目標に向かってたゆまぬ努力をつづけたオリンピアン。日々の厳しい練習だけでなく、周囲からの大きすぎるプレッシャーにライバル選手の動きなど、超えなければならないハードルがたくさん。そんななか彼らはどのようにして栄光の舞台で自分の力を発揮したのかを伺う本連載。今回は元女子モーグル日本代表の上村愛子さん。20年もの間5回の五輪に挑み続けた上村さんを支えたものについて伺いました

上村愛子さん
上村愛子さん
元女子モーグル日本代表。1979年兵庫県生まれ。3歳でスキーを始め、中学2年の時にアルペンスキーからモーグルに転向。白馬高校を経て北野建設に入社。98年、18歳で長野五輪に出場して7位入賞。2002年ソルトレークシティー五輪で6位、2006年トリノ五輪では5位、2010年バンクーバー五輪4位、2014年ソチ五輪4位。2007-2008年シーズンのワールドカップで初の種目別年間優勝を果たし、2009年世界選手権を制覇。2014年に引退 。
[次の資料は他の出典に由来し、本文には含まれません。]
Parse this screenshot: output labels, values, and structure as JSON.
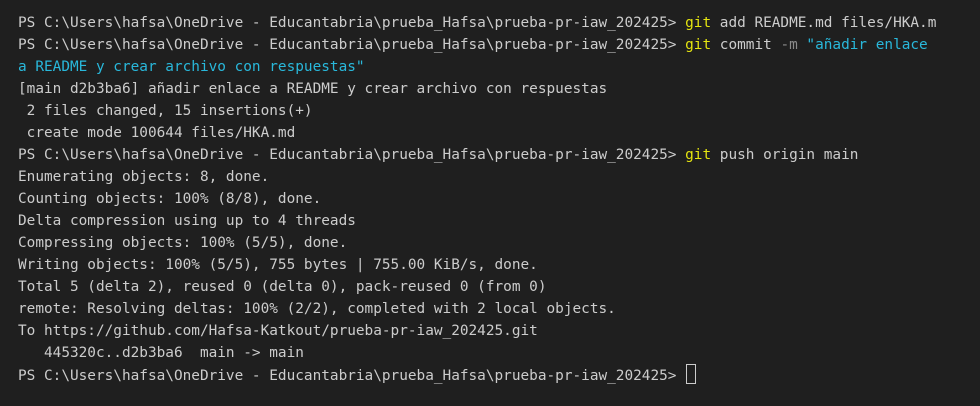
{
  "colors": {
    "background": "#1f1f1f",
    "text": "#cccccc",
    "command": "#e5e510",
    "flag": "#8a8a8a",
    "string": "#29b8db"
  },
  "terminal": {
    "lines": [
      {
        "prompt": "PS C:\\Users\\hafsa\\OneDrive - Educantabria\\prueba_Hafsa\\prueba-pr-iaw_202425> ",
        "cmd": "git",
        "args": " add README.md files/HKA.m"
      },
      {
        "prompt": "PS C:\\Users\\hafsa\\OneDrive - Educantabria\\prueba_Hafsa\\prueba-pr-iaw_202425> ",
        "cmd": "git",
        "args": " commit ",
        "flag": "-m",
        "str": " \"añadir enlace"
      },
      {
        "str": "a README y crear archivo con respuestas\""
      },
      {
        "text": "[main d2b3ba6] añadir enlace a README y crear archivo con respuestas"
      },
      {
        "text": " 2 files changed, 15 insertions(+)"
      },
      {
        "text": " create mode 100644 files/HKA.md"
      },
      {
        "prompt": "PS C:\\Users\\hafsa\\OneDrive - Educantabria\\prueba_Hafsa\\prueba-pr-iaw_202425> ",
        "cmd": "git",
        "args": " push origin main"
      },
      {
        "text": "Enumerating objects: 8, done."
      },
      {
        "text": "Counting objects: 100% (8/8), done."
      },
      {
        "text": "Delta compression using up to 4 threads"
      },
      {
        "text": "Compressing objects: 100% (5/5), done."
      },
      {
        "text": "Writing objects: 100% (5/5), 755 bytes | 755.00 KiB/s, done."
      },
      {
        "text": "Total 5 (delta 2), reused 0 (delta 0), pack-reused 0 (from 0)"
      },
      {
        "text": "remote: Resolving deltas: 100% (2/2), completed with 2 local objects."
      },
      {
        "text": "To https://github.com/Hafsa-Katkout/prueba-pr-iaw_202425.git"
      },
      {
        "text": "   445320c..d2b3ba6  main -> main"
      },
      {
        "prompt": "PS C:\\Users\\hafsa\\OneDrive - Educantabria\\prueba_Hafsa\\prueba-pr-iaw_202425> ",
        "cursor": true
      }
    ]
  }
}
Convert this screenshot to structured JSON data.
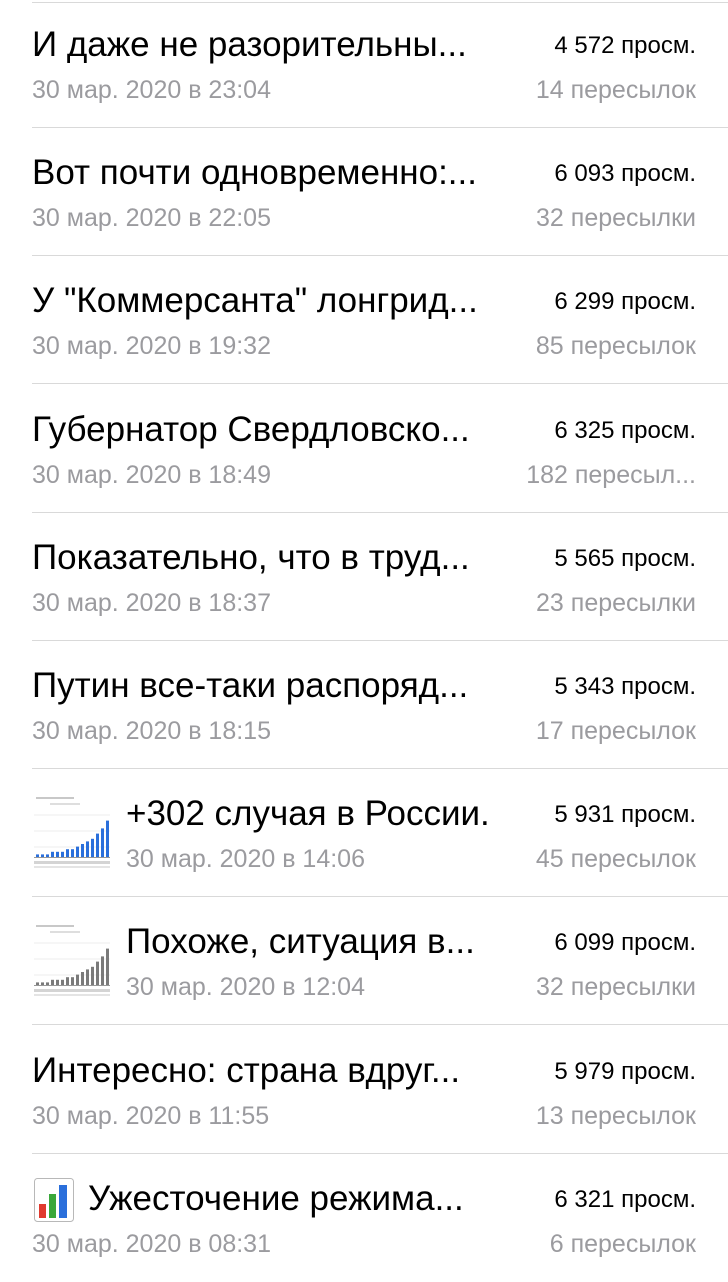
{
  "posts": [
    {
      "title": "И даже не разорительны...",
      "date": "30 мар. 2020 в 23:04",
      "views": "4 572 просм.",
      "forwards": "14 пересылок",
      "media": "none"
    },
    {
      "title": "Вот почти одновременно:...",
      "date": "30 мар. 2020 в 22:05",
      "views": "6 093 просм.",
      "forwards": "32 пересылки",
      "media": "none"
    },
    {
      "title": "У \"Коммерсанта\" лонгрид...",
      "date": "30 мар. 2020 в 19:32",
      "views": "6 299 просм.",
      "forwards": "85 пересылок",
      "media": "none"
    },
    {
      "title": "Губернатор Свердловско...",
      "date": "30 мар. 2020 в 18:49",
      "views": "6 325 просм.",
      "forwards": "182 пересыл...",
      "media": "none"
    },
    {
      "title": "Показательно, что в труд...",
      "date": "30 мар. 2020 в 18:37",
      "views": "5 565 просм.",
      "forwards": "23 пересылки",
      "media": "none"
    },
    {
      "title": "Путин все-таки распоряд...",
      "date": "30 мар. 2020 в 18:15",
      "views": "5 343 просм.",
      "forwards": "17 пересылок",
      "media": "none"
    },
    {
      "title": "+302 случая в России.",
      "date": "30 мар. 2020 в 14:06",
      "views": "5 931 просм.",
      "forwards": "45 пересылок",
      "media": "chart-thumbnail",
      "thumb_accent": "#2a6fdb"
    },
    {
      "title": "Похоже, ситуация в...",
      "date": "30 мар. 2020 в 12:04",
      "views": "6 099 просм.",
      "forwards": "32 пересылки",
      "media": "chart-thumbnail",
      "thumb_accent": "#7a7a7a"
    },
    {
      "title": "Интересно: страна вдруг...",
      "date": "30 мар. 2020 в 11:55",
      "views": "5 979 просм.",
      "forwards": "13 пересылок",
      "media": "none"
    },
    {
      "title": "Ужесточение режима...",
      "date": "30 мар. 2020 в 08:31",
      "views": "6 321 просм.",
      "forwards": "6 пересылок",
      "media": "bar-chart-emoji-icon"
    }
  ],
  "colors": {
    "primary_text": "#000000",
    "secondary_text": "#9b9b9f",
    "separator": "#d9d9d9"
  }
}
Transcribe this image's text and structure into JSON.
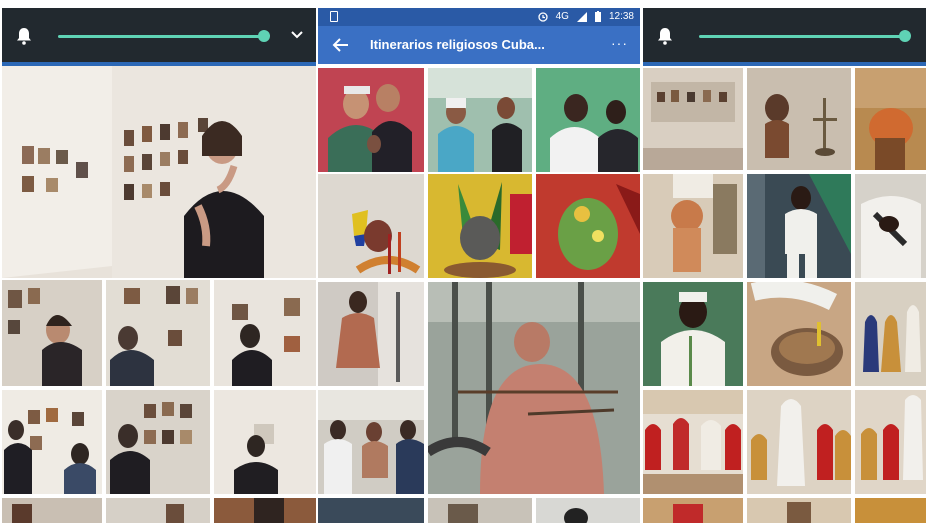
{
  "middle": {
    "status_time": "12:38",
    "status_net": "4G",
    "album_title": "Itinerarios religiosos Cuba...",
    "more_label": "···"
  },
  "colors": {
    "accent": "#5fd3b5",
    "appbar": "#3a70c4",
    "statusbar": "#2a5aa6",
    "volume_bar": "#22292f"
  },
  "icons": [
    "bell-icon",
    "chevron-down-icon",
    "back-arrow-icon",
    "more-icon",
    "alarm-icon",
    "signal-icon",
    "battery-icon"
  ]
}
2009年に五輪アルペン代表の皆川賢太郎氏と結婚。

課題をクリアにするのに役立ったノート

日経doors編集部(以下、――) メダル獲得まであと一歩という悔しい思いを何度も経験されながら、あきらめることなく5回の五輪に挑まれました。目標を達成できないことに心が折れそうになったり、迷ったり悩んだりしたときもあったと想像しますが、20年もの間、チャレンジし続けることができた上村さんの心を支えたものはなんだったのでしょう。

上村愛子さん(以下、上村) メダルを取れなかったのは自分に何が足りなかったのかーー。五輪が終わるたびにその疑問に悩まされました。私の目標はどの五輪も金メダルを獲得することでした。そのためにライバルより突出した武器を身に付けようと新しい技術にチャレンジするなど、課題を一つひとつクリアしてきた競技人生だったと思います。そんな自分を支えてくれた1つが、ノートでした。